Open ymanton opened 3 years ago
Intel is in the process of deprecating their TSX support as well due to memory ordering problems causing issues. The feature has been removed in some Ice Lake processors and Intel microcode updates are beginning to appear to disable TSX function and force-abort RTM transactions on older processors (e.g., back to Skylake) [1][2]. This doesn't affect AMD as it never supported it.
I propose removing TSX support in the x86 backend as a result (no customer impact is expected). We never realized any known benefit from it.
However, I wonder if this issue should be generalized to remove transactional memory support altogether from the JIT. Does Z realize any benefit with TM that we know of? @joransiu
FYI @zl-wang @mstoodle @vijaysun-omr
[1] https://cdrdv2.intel.com/v1/dl/getContent/604224 [2] https://www.phoronix.com/scan.php?page=news_item&px=Intel-TSX-Off-New-Microcode
However, I wonder if this issue should be generalized to remove transactional memory support altogether from the JIT. Does Z realize any benefit with TM that we know of? @joransiu
Personally I think we should remove it. We do use TM though to accelerate ConcurrentLinkedQueue
but only at a recognized method level. I have yet to see a tbegin
/ tend
IL using in the wild. It seems prohibitively limited (in what IL can be part of a TM sequence) that we can almost never find a sequence of trees to actually perform TM reductions on.
Somewhat timely discussion. We collected a set of Liberty DayTrader results specifically to measure with and without TX support on z/OS. From profiles, we do spent 1% of execution time within Liberty inside TX transactions.

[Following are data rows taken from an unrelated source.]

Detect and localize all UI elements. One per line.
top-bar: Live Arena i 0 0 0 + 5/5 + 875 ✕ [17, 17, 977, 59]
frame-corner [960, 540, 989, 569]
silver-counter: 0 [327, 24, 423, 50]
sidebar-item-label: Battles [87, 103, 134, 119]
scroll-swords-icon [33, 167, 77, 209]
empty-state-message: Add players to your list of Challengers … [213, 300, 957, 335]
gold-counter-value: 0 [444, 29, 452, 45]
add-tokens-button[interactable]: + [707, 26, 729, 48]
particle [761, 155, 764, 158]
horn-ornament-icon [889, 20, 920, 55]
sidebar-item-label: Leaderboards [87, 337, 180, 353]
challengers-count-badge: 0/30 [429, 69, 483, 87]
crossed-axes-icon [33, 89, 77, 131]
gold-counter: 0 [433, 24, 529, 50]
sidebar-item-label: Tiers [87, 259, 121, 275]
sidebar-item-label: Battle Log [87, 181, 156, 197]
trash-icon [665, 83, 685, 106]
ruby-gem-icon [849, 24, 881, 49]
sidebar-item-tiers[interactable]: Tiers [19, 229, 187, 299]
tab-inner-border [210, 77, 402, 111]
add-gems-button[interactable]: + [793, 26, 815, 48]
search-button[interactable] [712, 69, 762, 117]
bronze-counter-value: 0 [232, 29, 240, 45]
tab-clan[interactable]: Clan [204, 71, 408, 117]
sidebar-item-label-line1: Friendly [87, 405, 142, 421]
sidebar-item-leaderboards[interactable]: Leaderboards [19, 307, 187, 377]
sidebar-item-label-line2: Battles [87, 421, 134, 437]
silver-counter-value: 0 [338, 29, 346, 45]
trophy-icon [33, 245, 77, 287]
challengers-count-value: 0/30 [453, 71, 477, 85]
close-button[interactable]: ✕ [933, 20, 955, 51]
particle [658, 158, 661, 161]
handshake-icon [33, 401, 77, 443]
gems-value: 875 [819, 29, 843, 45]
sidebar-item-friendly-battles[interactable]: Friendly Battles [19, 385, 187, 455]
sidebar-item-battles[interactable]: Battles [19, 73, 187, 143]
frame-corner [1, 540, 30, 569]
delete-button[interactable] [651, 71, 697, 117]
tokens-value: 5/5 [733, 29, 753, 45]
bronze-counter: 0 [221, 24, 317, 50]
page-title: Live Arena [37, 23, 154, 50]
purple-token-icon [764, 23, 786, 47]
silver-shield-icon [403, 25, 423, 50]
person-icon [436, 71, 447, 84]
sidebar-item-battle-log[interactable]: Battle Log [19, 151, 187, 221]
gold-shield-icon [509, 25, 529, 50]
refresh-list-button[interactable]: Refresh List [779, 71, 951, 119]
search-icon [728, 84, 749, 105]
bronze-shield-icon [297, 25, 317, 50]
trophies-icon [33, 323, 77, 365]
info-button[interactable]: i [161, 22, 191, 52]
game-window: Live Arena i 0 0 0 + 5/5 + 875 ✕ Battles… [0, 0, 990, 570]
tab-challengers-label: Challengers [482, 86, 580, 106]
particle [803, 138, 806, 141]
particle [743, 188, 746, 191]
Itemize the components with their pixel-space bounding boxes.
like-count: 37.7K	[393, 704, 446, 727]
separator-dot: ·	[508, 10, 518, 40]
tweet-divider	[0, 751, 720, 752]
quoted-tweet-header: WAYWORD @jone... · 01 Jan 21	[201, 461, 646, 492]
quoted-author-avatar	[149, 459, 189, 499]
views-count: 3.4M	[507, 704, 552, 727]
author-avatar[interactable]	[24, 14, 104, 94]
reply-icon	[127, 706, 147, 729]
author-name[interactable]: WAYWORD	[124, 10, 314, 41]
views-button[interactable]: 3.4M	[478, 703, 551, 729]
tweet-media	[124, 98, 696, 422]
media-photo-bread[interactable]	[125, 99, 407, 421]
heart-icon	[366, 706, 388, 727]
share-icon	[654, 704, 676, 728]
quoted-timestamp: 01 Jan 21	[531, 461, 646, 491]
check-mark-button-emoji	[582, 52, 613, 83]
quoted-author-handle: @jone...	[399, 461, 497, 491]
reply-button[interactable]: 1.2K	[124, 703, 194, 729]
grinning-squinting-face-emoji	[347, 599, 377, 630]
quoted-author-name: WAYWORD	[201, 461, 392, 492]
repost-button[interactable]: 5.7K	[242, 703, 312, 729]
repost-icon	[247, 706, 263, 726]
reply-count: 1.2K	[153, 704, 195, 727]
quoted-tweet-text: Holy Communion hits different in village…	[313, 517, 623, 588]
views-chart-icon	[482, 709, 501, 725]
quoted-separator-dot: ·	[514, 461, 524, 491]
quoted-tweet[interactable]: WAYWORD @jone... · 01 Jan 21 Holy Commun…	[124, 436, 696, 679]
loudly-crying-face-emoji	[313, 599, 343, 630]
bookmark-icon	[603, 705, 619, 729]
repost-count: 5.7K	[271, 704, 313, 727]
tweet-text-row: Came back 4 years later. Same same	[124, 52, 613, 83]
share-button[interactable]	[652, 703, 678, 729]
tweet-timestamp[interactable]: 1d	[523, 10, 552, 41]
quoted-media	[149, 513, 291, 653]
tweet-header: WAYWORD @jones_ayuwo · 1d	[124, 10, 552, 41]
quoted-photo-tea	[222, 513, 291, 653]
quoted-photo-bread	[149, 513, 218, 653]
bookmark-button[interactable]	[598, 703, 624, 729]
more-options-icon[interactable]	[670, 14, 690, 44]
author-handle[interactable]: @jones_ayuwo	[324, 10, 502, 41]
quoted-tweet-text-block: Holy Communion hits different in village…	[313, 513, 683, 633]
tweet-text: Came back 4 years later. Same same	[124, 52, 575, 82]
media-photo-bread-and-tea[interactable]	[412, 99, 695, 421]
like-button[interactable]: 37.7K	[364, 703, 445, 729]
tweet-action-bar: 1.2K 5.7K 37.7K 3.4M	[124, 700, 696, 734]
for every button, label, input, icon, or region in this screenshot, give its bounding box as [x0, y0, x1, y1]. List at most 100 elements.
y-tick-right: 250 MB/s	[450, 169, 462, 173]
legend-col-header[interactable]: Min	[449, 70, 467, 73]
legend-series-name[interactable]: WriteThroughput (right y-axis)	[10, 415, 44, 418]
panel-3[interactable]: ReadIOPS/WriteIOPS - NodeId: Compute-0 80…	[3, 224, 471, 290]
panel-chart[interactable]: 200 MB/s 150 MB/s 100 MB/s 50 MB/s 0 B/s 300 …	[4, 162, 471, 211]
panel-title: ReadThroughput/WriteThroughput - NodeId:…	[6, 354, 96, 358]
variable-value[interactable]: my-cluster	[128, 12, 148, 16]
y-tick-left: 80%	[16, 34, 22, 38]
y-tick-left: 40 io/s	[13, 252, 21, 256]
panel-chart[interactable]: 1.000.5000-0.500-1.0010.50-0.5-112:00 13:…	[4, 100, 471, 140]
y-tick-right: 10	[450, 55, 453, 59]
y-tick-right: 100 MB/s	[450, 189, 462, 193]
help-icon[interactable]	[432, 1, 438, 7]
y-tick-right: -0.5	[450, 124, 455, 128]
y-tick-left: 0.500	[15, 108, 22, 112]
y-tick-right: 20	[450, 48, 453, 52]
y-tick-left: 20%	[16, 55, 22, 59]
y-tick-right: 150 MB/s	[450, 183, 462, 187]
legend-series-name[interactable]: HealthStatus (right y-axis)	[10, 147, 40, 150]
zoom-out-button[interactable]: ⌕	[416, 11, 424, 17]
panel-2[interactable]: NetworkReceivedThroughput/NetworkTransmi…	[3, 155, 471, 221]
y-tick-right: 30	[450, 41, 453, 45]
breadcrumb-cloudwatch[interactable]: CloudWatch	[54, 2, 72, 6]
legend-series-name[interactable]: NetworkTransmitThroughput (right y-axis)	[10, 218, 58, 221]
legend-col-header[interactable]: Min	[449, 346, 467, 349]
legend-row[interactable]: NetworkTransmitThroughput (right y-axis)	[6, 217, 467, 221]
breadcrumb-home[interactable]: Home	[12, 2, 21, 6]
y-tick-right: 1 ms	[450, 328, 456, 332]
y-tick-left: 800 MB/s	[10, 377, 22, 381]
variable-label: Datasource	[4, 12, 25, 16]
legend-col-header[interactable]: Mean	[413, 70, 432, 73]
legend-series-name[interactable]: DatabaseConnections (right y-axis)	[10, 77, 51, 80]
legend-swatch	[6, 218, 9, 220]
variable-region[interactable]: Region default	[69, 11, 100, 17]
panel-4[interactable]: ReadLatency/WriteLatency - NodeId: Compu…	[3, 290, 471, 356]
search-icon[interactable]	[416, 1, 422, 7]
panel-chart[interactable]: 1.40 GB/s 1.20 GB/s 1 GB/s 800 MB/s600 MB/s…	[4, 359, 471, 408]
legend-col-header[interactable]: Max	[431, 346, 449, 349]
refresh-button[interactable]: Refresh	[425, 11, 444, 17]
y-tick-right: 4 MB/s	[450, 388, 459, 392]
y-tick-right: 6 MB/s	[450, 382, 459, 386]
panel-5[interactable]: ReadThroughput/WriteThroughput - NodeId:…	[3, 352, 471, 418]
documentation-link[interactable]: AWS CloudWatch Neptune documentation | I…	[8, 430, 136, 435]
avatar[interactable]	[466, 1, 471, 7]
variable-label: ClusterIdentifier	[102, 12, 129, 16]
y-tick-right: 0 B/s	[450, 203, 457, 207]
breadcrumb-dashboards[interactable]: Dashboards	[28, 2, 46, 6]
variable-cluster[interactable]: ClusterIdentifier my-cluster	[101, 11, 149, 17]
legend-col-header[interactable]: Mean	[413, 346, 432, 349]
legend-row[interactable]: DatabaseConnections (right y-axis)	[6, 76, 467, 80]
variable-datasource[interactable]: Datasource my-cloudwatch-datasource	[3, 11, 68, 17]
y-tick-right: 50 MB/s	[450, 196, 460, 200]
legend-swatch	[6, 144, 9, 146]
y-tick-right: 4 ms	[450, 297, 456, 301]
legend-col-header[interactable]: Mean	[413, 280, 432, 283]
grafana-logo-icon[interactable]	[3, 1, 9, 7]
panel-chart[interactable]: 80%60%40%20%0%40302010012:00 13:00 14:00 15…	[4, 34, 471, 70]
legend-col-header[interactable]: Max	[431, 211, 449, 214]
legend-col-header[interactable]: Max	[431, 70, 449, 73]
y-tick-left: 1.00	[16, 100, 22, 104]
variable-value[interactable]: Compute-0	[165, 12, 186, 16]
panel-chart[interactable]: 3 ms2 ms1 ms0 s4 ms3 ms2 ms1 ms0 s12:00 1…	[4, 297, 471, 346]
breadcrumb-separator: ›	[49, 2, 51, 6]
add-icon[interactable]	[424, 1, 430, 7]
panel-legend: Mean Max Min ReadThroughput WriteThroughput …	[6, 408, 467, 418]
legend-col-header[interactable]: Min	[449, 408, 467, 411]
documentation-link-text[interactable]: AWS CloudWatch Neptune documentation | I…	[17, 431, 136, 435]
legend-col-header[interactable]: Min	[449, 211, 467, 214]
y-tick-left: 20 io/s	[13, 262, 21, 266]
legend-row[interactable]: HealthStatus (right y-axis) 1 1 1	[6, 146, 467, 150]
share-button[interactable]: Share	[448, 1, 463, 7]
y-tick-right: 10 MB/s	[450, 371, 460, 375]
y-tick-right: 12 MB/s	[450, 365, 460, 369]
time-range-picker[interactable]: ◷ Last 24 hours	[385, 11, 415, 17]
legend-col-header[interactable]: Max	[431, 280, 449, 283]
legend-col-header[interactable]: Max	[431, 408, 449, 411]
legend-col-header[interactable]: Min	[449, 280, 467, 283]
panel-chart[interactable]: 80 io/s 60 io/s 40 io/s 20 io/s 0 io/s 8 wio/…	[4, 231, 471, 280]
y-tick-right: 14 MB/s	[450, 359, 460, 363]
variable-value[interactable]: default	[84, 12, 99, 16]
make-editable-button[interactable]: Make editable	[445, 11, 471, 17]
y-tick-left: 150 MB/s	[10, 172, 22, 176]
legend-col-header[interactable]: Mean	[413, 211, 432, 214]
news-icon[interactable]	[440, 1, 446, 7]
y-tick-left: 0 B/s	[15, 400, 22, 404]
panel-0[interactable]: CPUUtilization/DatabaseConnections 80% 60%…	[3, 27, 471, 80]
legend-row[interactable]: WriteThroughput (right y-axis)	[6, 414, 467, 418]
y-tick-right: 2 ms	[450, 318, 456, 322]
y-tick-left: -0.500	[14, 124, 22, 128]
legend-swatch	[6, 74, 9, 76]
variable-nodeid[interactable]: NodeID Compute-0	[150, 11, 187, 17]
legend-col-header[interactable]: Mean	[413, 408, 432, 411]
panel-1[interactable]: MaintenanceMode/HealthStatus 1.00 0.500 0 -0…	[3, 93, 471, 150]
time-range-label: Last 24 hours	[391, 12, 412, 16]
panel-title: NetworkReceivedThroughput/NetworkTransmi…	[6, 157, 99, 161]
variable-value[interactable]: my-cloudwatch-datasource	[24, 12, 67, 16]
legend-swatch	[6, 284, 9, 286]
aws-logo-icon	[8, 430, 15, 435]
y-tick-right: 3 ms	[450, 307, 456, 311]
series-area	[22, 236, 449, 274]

However, the throughput, unsurprisingly, was pretty within 1% of each other -- so par performance in practical terms.
The TX support does come into play for smaller multi-threaded applications and benchmarks. A recent example where it showed up was from crypto.perf, where we do see TX usage in both the bumblebench related methods (I believe doBatch()`, as well as, in some of the crypto implementations (i.e. AESCipher.engineUpdate).
I do wonder if we have other key application scenarios (i.e. some of the contention observed in class loader) whether TX may help or not. It's one of those technologies where generally it may not help, but in the right situation, it can buy us much better scalability.
I agree the potential is (and has always been) there, but I'm not aware of a benefit running a real workload. It may be useful to survey the landscape as Joran suggests (I know, for example, there have been thoughts around using TM to help with contended lock scenarios).
However, given the direction of the other hardware vendors it would seem that TM exploitation will be a Z-only feature for the immediate future.
A statement of direction was given on IBM Z:
Removal of support of the transactional execution and constrained transactional execution facility: In a future IBM Z hardware system family, the transactional execution and constrained transactional execution facility will no longer be supported. Users of the facility on current servers should always check the facility indications before use.
Transactional memory is no longer supported on IBM Power processors (which were the only PPC processors to ever support it) as of P10. TM has also been disabled by default in OpenJ9 for a long time and some of the functionality relied on classes that don't/won't exist in OpenJ9 so this code is effectively dead and untested and should be removed unless there's good reason not to.
See below for context:
_Originally posted by @ymanton in https://github.com/eclipse-openj9/openj9/pull/13307#discussion_r687924452_